His son responded with a full chuckle this time, “Oh he would have, except that when my man broke his leg he also broke the other fellows neck.” He shook his head, still chuckling, “Though I’m all for taking the enemy by surprise, I think I’ll stick to attacking people from the ground.”
Smiling at the joke, and absentmindedly rubbing his own injured leg, Talbot filled his son in on the news the councilman had brought him.
“So are we going to follow them? If we can turn their retreat into a rout we might gain some time for further reinforcements to arrive by ship.” Before he was even finished Talbot was shaking his head.
“As tempting as it is, I would rather wait for our reinforcements before we head after them. If they retreat, the siege is lifted, and if not I’ll feel better hitting them with everything I’ve got all at once.”
Morning turned into afternoon and Talbot’s reinforcements began to arrive. Just after the evening meal the last of them showed up, giving him a force of just over eight thousand. The time for a decision had come. Would he press the attack before full dark or wait until morning, and the chance that he might not catch the French if they had retreated. His leg continued to bother him, and the thought of a soft bed in Castillon began to plague him.
The attack would be tonight.
The Grand Assault
Cursing himself for a fool, Talbot again glanced towards the descending sun. He had waited too long. He should have taken what forces he had to assault the French hours ago.
At least he had some small measure of satisfaction over that idiot councilman Jules. The French hadn’t retreated after all, and if the torches beginning to be lit just across the river were any reflection on their strength, it was likely none of them had fled at all. While the rest of his men began forming up to cross the bridge that would let them engage the French fortification, Talbot got his first clear look at them.
Like many of the French fortifications he had come up against in the past years of war, these were well constructed by a true master. The artillery park had been built just out of range of Castillon’s guns, and set up to make any sortie from the besieged town costly. Talbot could make out a deep trench before the wooden wall of the French defenses, though it staggered along the French lines like a man far gone in drink. He shuddered as he remembered earlier battles where such defenses allowed the French guns to enfilade charging troops, with the result that a handful of men and more were cut down with each shot.

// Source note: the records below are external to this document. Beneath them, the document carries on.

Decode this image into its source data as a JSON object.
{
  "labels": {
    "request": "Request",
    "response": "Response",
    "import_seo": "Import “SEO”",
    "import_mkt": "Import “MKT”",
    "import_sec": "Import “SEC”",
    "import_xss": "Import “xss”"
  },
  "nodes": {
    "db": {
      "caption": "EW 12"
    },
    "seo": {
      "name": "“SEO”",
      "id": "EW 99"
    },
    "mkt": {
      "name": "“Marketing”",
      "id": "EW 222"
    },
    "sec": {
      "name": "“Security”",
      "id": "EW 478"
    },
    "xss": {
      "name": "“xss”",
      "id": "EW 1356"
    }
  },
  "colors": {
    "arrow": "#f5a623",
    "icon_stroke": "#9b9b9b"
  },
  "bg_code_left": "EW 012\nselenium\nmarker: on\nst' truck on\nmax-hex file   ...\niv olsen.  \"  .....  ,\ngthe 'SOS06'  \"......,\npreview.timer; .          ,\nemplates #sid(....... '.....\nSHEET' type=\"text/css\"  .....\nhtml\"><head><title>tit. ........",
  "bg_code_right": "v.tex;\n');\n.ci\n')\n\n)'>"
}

Hearing the jingle of a harness behind him, Talbot turned to check the progress of his men. Most were across the bridge and forming into ranks. It wouldn’t be long now. Moving back to find his horse waiting for him at his place amongst his troops, Talbot was quickly forming a strategy in his mind. Perhaps waiting until this late was fortunate; it would prevent the French guns from having more than a few shots each before his men passed over those earthen ramparts in their thousands. His blood boiled at the thought of that glorious charge. Reaching his horse, one of his bodyguards helped him into the saddle. Though riding a horse into battle as night was descending was risky, it was the only way he would be able to lead on the battlefield with his injured leg.
Glancing down the fully formed ranks, he shared a final nod with his son then broke into a trot, beginning the charge on the fortified camp. Barely had it begun when shouting could be heard from behind the French defenses, cries that were quickly echoed with the screams of rage and moans of fear that burst forth from the throats of eight thousand charging men.

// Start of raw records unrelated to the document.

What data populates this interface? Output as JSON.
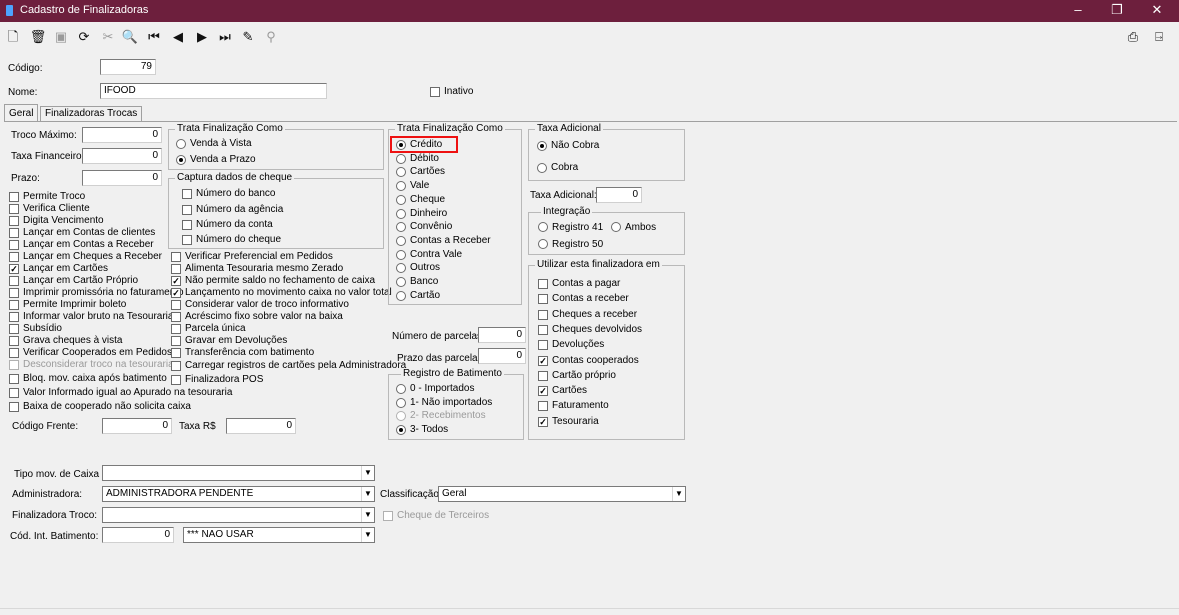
{
  "window": {
    "title": "Cadastro de Finalizadoras",
    "min": "–",
    "restore": "❐",
    "close": "✕"
  },
  "toolbar": {
    "icons": [
      "new-icon",
      "delete-icon",
      "save-icon",
      "refresh-icon",
      "cancel-icon",
      "search-icon",
      "first-icon",
      "prev-icon",
      "next-icon",
      "last-icon",
      "filter-icon",
      "binoculars-icon",
      "print-icon",
      "exit-icon"
    ]
  },
  "header": {
    "codigo_label": "Código:",
    "codigo_value": "79",
    "nome_label": "Nome:",
    "nome_value": "IFOOD",
    "inativo_label": "Inativo"
  },
  "tabs": [
    {
      "label": "Geral"
    },
    {
      "label": "Finalizadoras Trocas"
    }
  ],
  "geral": {
    "troco_maximo_label": "Troco Máximo:",
    "troco_maximo_value": "0",
    "taxa_financeiro_label": "Taxa Financeiro:",
    "taxa_financeiro_value": "0",
    "prazo_label": "Prazo:",
    "prazo_value": "0",
    "codigo_frente_label": "Código Frente:",
    "codigo_frente_value": "0",
    "taxa_rs_label": "Taxa R$",
    "taxa_rs_value": "0"
  },
  "checks_col1": [
    {
      "label": "Permite Troco",
      "checked": false,
      "disabled": false
    },
    {
      "label": "Verifica Cliente",
      "checked": false,
      "disabled": false
    },
    {
      "label": "Digita Vencimento",
      "checked": false,
      "disabled": false
    },
    {
      "label": "Lançar em Contas de clientes",
      "checked": false,
      "disabled": false
    },
    {
      "label": "Lançar em Contas a Receber",
      "checked": false,
      "disabled": false
    },
    {
      "label": "Lançar em Cheques a Receber",
      "checked": false,
      "disabled": false
    },
    {
      "label": "Lançar em Cartões",
      "checked": true,
      "disabled": false
    },
    {
      "label": "Lançar em Cartão Próprio",
      "checked": false,
      "disabled": false
    },
    {
      "label": "Imprimir promissória no faturamento",
      "checked": false,
      "disabled": false
    },
    {
      "label": "Permite Imprimir boleto",
      "checked": false,
      "disabled": false
    },
    {
      "label": "Informar valor bruto na Tesouraria",
      "checked": false,
      "disabled": false
    },
    {
      "label": "Subsídio",
      "checked": false,
      "disabled": false
    },
    {
      "label": "Grava cheques à vista",
      "checked": false,
      "disabled": false
    },
    {
      "label": "Verificar Cooperados em Pedidos",
      "checked": false,
      "disabled": false
    },
    {
      "label": "Desconsiderar troco na tesouraria",
      "checked": false,
      "disabled": true
    },
    {
      "label": "Bloq. mov. caixa após batimento",
      "checked": false,
      "disabled": false
    },
    {
      "label": "Valor Informado igual ao Apurado na tesouraria",
      "checked": false,
      "disabled": false
    },
    {
      "label": "Baixa de cooperado não solicita caixa",
      "checked": false,
      "disabled": false
    }
  ],
  "trata_como_1": {
    "title": "Trata Finalização Como",
    "options": [
      {
        "label": "Venda à Vista",
        "selected": false
      },
      {
        "label": "Venda a Prazo",
        "selected": true
      }
    ]
  },
  "captura_cheque": {
    "title": "Captura dados de cheque",
    "items": [
      {
        "label": "Número do banco",
        "checked": false
      },
      {
        "label": "Número da agência",
        "checked": false
      },
      {
        "label": "Número da conta",
        "checked": false
      },
      {
        "label": "Número do cheque",
        "checked": false
      }
    ]
  },
  "checks_col2": [
    {
      "label": "Verificar Preferencial em Pedidos",
      "checked": false
    },
    {
      "label": "Alimenta Tesouraria mesmo Zerado",
      "checked": false
    },
    {
      "label": "Não permite saldo no fechamento de caixa",
      "checked": true
    },
    {
      "label": "Lançamento no movimento caixa no valor total",
      "checked": true
    },
    {
      "label": "Considerar valor de troco informativo",
      "checked": false
    },
    {
      "label": "Acréscimo fixo sobre valor na baixa",
      "checked": false
    },
    {
      "label": "Parcela única",
      "checked": false
    },
    {
      "label": "Gravar em Devoluções",
      "checked": false
    },
    {
      "label": "Transferência com batimento",
      "checked": false
    },
    {
      "label": "Carregar registros de cartões pela Administradora",
      "checked": false
    },
    {
      "label": "Finalizadora POS",
      "checked": false
    }
  ],
  "trata_como_2": {
    "title": "Trata Finalização Como",
    "options": [
      {
        "label": "Crédito",
        "selected": true
      },
      {
        "label": "Débito",
        "selected": false
      },
      {
        "label": "Cartões",
        "selected": false
      },
      {
        "label": "Vale",
        "selected": false
      },
      {
        "label": "Cheque",
        "selected": false
      },
      {
        "label": "Dinheiro",
        "selected": false
      },
      {
        "label": "Convênio",
        "selected": false
      },
      {
        "label": "Contas a Receber",
        "selected": false
      },
      {
        "label": "Contra Vale",
        "selected": false
      },
      {
        "label": "Outros",
        "selected": false
      },
      {
        "label": "Banco",
        "selected": false
      },
      {
        "label": "Cartão",
        "selected": false
      }
    ]
  },
  "parcelas": {
    "num_label": "Número de parcelas:",
    "num_value": "0",
    "prazo_label": "Prazo das parcelas:",
    "prazo_value": "0"
  },
  "registro_batimento": {
    "title": "Registro de Batimento",
    "options": [
      {
        "label": "0 - Importados",
        "selected": false,
        "disabled": false
      },
      {
        "label": "1- Não importados",
        "selected": false,
        "disabled": false
      },
      {
        "label": "2- Recebimentos",
        "selected": false,
        "disabled": true
      },
      {
        "label": "3- Todos",
        "selected": true,
        "disabled": false
      }
    ]
  },
  "taxa_adicional": {
    "title": "Taxa Adicional",
    "options": [
      {
        "label": "Não Cobra",
        "selected": true
      },
      {
        "label": "Cobra",
        "selected": false
      }
    ],
    "field_label": "Taxa Adicional:",
    "field_value": "0"
  },
  "integracao": {
    "title": "Integração",
    "options": [
      {
        "label": "Registro 41",
        "selected": false
      },
      {
        "label": "Ambos",
        "selected": false
      },
      {
        "label": "Registro 50",
        "selected": false
      }
    ]
  },
  "utilizar": {
    "title": "Utilizar esta finalizadora em",
    "items": [
      {
        "label": "Contas a pagar",
        "checked": false
      },
      {
        "label": "Contas a receber",
        "checked": false
      },
      {
        "label": "Cheques a receber",
        "checked": false
      },
      {
        "label": "Cheques devolvidos",
        "checked": false
      },
      {
        "label": "Devoluções",
        "checked": false
      },
      {
        "label": "Contas cooperados",
        "checked": true
      },
      {
        "label": "Cartão próprio",
        "checked": false
      },
      {
        "label": "Cartões",
        "checked": true
      },
      {
        "label": "Faturamento",
        "checked": false
      },
      {
        "label": "Tesouraria",
        "checked": true
      }
    ]
  },
  "bottom": {
    "tipo_mov_label": "Tipo mov. de Caixa",
    "tipo_mov_value": "",
    "administradora_label": "Administradora:",
    "administradora_value": "ADMINISTRADORA PENDENTE",
    "classificacao_label": "Classificação:",
    "classificacao_value": "Geral",
    "fin_troco_label": "Finalizadora Troco:",
    "fin_troco_value": "",
    "cheque_terceiros_label": "Cheque de Terceiros",
    "cod_int_label": "Cód. Int. Batimento:",
    "cod_int_value": "0",
    "nao_usar_value": "*** NAO USAR"
  }
}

Halfway across the field toward the camp the first shot of the French guns burst like a star in the deepening twilight. Other shots soon followed, and the battle cries quickly became mixed with the howls of the maimed and dying. Again rang the guns, and again burst forth agonized cries, but then Talbot and those around him were finally charging through the ditch and over the palisade.

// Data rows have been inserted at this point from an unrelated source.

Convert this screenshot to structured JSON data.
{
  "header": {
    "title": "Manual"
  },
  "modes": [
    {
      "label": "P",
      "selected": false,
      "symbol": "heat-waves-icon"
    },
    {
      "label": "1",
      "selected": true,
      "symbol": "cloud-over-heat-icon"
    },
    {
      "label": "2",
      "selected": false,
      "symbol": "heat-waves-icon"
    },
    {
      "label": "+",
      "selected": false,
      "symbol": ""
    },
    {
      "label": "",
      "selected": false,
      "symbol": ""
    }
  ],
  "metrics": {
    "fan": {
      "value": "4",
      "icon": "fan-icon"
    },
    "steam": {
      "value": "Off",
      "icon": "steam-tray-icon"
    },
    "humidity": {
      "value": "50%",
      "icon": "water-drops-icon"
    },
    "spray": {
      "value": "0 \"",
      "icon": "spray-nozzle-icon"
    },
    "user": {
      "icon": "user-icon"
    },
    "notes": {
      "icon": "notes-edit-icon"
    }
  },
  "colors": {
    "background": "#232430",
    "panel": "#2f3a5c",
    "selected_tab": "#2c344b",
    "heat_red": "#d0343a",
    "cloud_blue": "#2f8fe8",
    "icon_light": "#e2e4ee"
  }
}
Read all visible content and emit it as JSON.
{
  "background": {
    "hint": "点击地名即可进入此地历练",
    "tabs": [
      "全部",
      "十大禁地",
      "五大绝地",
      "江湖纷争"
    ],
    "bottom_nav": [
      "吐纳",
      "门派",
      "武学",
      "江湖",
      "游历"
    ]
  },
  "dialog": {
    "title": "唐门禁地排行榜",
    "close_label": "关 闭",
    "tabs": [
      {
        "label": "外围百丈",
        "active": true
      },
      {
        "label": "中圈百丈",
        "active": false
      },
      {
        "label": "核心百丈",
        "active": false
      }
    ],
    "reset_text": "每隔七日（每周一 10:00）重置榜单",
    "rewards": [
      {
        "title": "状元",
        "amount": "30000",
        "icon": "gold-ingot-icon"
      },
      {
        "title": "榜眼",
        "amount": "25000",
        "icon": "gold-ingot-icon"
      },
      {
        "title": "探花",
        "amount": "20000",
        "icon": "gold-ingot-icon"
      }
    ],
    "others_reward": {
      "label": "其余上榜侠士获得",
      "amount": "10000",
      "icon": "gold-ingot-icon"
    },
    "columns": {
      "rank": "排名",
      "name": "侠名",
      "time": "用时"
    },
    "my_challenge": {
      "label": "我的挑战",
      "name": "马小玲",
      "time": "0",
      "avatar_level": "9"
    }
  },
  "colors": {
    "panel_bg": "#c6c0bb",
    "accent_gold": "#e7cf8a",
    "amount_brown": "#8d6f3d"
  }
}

Talbot and his horse were amongst the first to burst into the ranks of the French soldiers. Cries of fear quickly arose at his coming, for at some point in his charge he had been painted in the blood of those dying under the thundering guns. Laying about with his bright blade, survivors of the battle would go on to swear it was as if Saint George had descended from heaven to lead them against the forces of the foul French usurper. Talbot himself remembered little more than the blur of his sword, the flash of the guns and the blood spilled by both.
Reinforced by the thousands coming behind, the press of bodies against the French quickly began to create panic. Contradictory orders echoed up and down the lines, causing them to first fracture and finally to break, until only a few surviving gunners remained. They fled as fast as any, however, when their leader fell under the blade of an English axe.
Dusk was just beginning to descend during the fighting when a horn blast rang out of the darkness. Those few soldiers not over the wall quickly found themselves fighting for their lives against cavalry wearing the heraldry of the Duke of Brittany. The valiant effort to salvage anything from the disaster ended in vain, however, for soon some enterprising English soldier turned the abandoned French guns upon the mob of cavalry just beyond the fortifications. Others followed suit, and by the time the cavalry quit the field over half their number lay dead in the field.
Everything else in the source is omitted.